Art Theft: One Of The Most Interesting and Famous Cases in History



Art theft is an complex and ancient criminal offense. When you look at the some of the most well-known cases of art thefts in history, you see thoroughly prepared operations that include art dealers, art fakers, mobsters, ransoms, and countless dollars. Here you can check out a few of the most popular cases of art theft in the history.

The First Theft:
The first documented case of art theft was in 1473, when two panels of altarpiece of the Last Judgment by the Dutch painter Hans Memling were stolen. While the triptych was being carried by ship from the Netherlands to Florence, the ship was attacked by pirates who took it to the Gdansk cathedral in Poland. Nowadays, the piece is shown at the National Museum in Gdansk where it was recently moved from the Basilica of the Presumption.

One Of The Most Famous Theft:
The most popular story of art theft includes one of the most famous paintings in the world and among the most well-known artists in history as a suspect. In the night of August 21, 1911, the Mona Lisa was stolen from the Louver. Quickly after, Pablo Picasso was detained and questioned by the police, however was launched quickly.

It took about two years up until the mystery was resolved by the Parisian cops. It ended up that the 30 × 21 inch painting was taken by among the museum employees by the name of Vincenzo Peruggia, who simply carried it hidden under his coat. Nevertheless, Peruggia did not work alone. The criminal offense was carefully performed by a well-known bilker, Eduardo de Valfierno, who was sent by an art faker who meant to make copies and sell them as if they were the initial painting.

While Yves Chaudron, the art faker, was hectic developing copies for the famous work of art, Mona Lisa was still concealed at Peruggias house. Ultimately, Peruggia was captured by the police while trying to offer the painting to an art dealership from Florence, Italy.

The Biggest Theft in the U.S.A:
The biggest art theft in United States happened at the Isabella Stewart Gardner Museum. On the night of March 18, 1990, a group of thieves using authorities uniforms burglarized the museum and took thirteen paintings whose collective worth was approximated at around 300 million dollars. The burglars took two paintings and one print by Rembrandt, and works of Vermeer, Manet, Degas, Govaert Flinck, in addition to a French and a Chinese artifact.

Since yet, none of the paintings have actually been discovered and the case is still unsolved. Inning accordance with recent rumors, the FBI are investigating the possibility that the Boston Mob together with French art dealerships are linked to the criminal offense.

The Scream:
The painting by Edvard Munchs, The Scream, is most likely the most demanded painting by art burglars in history. It has actually been taken twice and was only recently recovered. In 1994, during the Winter Olympics in Lillehammer, Norway, The Scream was stolen from an Oslo gallery by two thieves who broke through an open window, set off the alarm and left a note saying: thanks for the poor security.

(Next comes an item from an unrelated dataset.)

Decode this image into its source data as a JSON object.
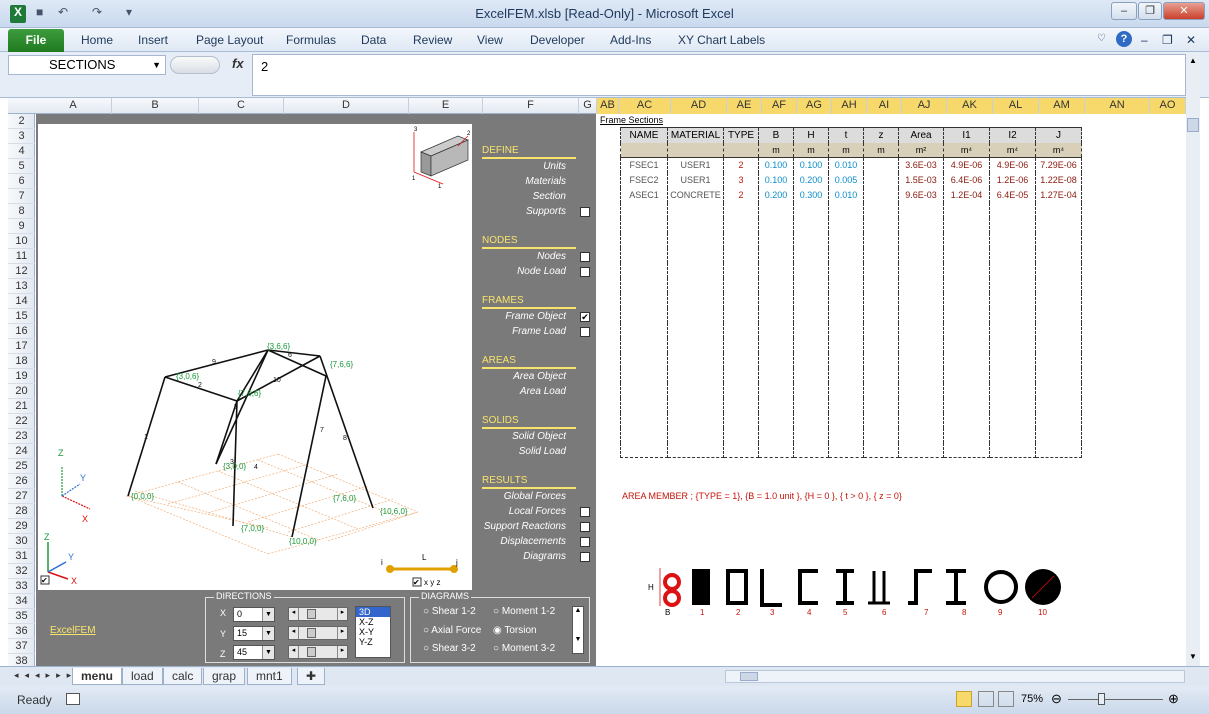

Three Kurt Criter Denver months later, the holders of the painting approached the Norwegian Government with an offer: 1 million dollars ransom for Edvard Munchs The Scream. The Federal government turned down the offer, but the Norwegian police worked together with the British Authorities and the Getty Museum to organize a sting operation that restored the painting to where it belongs.

10 years later, The Scream was stolen again from the Munch Museum. This time, the robbers used a weapon and took another of Munchs painting with them. While Museum officials waiting for the burglars to demand ransom money, reports declared that both paintings were burned to conceal evidence. Ultimately, the Norwegian police discovered the two paintings on August 31, 2006 however the realities on how they were recuperated are unknowned yet.


When you look at the some of the most popular cases of art thefts in history, you see thoroughly planned operations that include art dealers, art fakers, mobsters, ransoms, and millions of dollars. The most famous story of art theft includes one of the most well-known paintings in the world and one of the most famous artists in history as a suspect. The crime was thoroughly carried out by a notorious con male, Eduardo de Valfierno, who was sent by an art faker who intended to make copies and offer them as if they were the original painting.

Ultimately, Peruggia was caught by the cops while trying to sell the painting to an art dealership from Florence, Italy. The painting by Edvard Munchs, The Scream, is probably the most looked for after painting by art thieves in history.